The train operators removed the wagons that the migrants were in, claiming it was for their own safety, and that they were following orders from high up in the company. Disappointed and confused, the hundreds of migrants got out of the cars and returned to the shelter.
After a few hours of discussion, breakfast, and many questions they made the decision to walk to Palenque as an act of protest. This meant travelling along the highway for two days, on foot.
Along the way, before reaching Mexico City, this group was joined by migrants from several different routes. After more than a week of traveling by different modes of transport, nearly a thousand people arrived in the capital on April 23.
Maritza García, 29, left El Salvador to travel north, leaving her children to the care of their grandparents. “I still don’t know how far north,” she told VICE News, “it depends on the opportunities or barriers that appear along the way.”

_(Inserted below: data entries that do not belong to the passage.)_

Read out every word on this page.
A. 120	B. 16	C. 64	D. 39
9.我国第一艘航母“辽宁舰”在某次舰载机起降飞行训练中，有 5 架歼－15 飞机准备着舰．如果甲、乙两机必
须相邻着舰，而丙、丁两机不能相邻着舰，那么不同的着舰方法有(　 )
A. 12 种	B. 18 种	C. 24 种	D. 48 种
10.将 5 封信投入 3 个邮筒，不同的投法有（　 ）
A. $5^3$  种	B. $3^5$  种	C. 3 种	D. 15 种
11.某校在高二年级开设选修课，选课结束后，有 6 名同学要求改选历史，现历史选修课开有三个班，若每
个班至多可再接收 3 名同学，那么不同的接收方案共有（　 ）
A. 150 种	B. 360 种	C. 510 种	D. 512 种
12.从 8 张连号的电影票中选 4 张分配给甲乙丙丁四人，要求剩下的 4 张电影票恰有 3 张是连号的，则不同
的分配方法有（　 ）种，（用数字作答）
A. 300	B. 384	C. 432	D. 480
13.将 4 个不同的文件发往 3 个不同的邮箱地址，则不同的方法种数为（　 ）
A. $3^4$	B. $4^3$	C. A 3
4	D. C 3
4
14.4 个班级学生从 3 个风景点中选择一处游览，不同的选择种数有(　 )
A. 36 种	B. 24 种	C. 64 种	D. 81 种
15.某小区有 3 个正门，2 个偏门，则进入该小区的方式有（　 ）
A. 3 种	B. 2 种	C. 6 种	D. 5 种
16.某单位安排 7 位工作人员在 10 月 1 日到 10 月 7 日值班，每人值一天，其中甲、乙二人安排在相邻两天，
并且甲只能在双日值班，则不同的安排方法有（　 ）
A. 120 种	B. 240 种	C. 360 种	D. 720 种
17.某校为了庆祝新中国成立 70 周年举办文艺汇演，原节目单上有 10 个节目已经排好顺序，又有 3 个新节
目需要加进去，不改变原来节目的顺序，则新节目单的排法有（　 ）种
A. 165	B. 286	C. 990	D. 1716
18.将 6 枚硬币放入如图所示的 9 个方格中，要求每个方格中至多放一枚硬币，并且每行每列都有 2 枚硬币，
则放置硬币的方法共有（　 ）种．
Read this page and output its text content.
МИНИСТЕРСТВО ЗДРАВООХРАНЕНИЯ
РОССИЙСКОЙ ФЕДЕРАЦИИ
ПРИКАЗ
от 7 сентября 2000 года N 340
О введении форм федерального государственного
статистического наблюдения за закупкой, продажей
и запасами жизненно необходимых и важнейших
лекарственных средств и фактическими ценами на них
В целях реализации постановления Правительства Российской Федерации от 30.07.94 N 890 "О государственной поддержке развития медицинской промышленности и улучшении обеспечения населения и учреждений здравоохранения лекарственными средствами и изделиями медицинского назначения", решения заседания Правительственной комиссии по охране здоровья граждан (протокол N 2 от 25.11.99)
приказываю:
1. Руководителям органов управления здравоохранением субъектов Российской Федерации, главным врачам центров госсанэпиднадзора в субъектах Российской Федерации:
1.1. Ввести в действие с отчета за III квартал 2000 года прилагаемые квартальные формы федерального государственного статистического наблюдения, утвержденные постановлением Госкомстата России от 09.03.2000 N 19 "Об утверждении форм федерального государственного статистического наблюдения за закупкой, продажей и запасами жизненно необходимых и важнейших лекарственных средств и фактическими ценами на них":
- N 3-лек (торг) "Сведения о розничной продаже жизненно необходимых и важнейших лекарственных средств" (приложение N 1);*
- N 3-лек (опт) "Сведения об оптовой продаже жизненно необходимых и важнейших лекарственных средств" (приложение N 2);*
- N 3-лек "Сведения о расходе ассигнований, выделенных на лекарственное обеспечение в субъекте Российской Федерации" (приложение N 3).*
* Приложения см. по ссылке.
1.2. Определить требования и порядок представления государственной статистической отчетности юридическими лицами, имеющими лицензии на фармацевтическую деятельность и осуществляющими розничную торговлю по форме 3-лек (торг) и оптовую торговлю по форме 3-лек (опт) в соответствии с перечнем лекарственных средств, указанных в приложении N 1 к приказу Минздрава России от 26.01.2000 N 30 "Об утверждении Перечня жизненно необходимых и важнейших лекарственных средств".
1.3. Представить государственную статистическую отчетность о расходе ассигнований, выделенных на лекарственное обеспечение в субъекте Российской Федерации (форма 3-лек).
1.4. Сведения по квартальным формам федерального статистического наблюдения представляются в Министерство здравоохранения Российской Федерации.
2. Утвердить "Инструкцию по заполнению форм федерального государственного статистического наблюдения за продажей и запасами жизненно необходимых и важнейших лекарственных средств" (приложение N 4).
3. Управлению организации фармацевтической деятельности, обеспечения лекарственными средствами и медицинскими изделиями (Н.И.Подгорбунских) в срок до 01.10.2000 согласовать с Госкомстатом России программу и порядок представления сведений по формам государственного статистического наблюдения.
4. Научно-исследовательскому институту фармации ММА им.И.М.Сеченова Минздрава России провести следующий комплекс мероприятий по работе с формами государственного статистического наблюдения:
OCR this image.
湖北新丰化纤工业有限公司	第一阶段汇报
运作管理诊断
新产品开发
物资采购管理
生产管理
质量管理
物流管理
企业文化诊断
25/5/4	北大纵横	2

Conditions on this year’s via crucis were better than expected. “They have given us food and clothes; they have been nice to us,” García said. “Good things have happened to us, because we are protected by the federal police, and they have treated us well.”
The trip is not always this easy. Migrants on The Beast usually risk assault or murder, but thanks to the presence of the media and human rights workers this journey was much safer.
The via crucis is also an act of civil disobedience — as undocumented Central American migrants do not have the right to travel freely through Mexico they choose to do it publicly. It also demonstrates how tired people are with the government’s negative answers when faced with questions on the situations faced by migrants: abuse, violence, abduction, and death.
Father Alejandro Solalinde — who is the director of the migrant home “Hermanos en el Camino” in Ixtepec, Oaxaca — told VICE News: “We are in a religious environment.
"This via crucis, which has become a caravan, attempts to shed a definitive light on what is going on, and to let the Mexican government know about the many times that we have been stepped on or become the victims of extortion, thanks to delinquents, public servants, police and immigration institutions — which are a den of corruption.”
Father Solalinde has been threatened on several occasions, due to his public service work in defense of the migrants. On this issue he told said: “The threats against human rights defenders are not important when we are dealing with the huge issue of threats against the Central American people.”
Friar Castillo has a number of primary demands to help people at this early point of the Central American exodus. He wants to establish the right for people to travel freely through Mexico, the abolishment of the National Institute of Migration — which he considers to be the number one perpetrator of human rights violations against migrants — and the guaranteed safety of all migratory routes.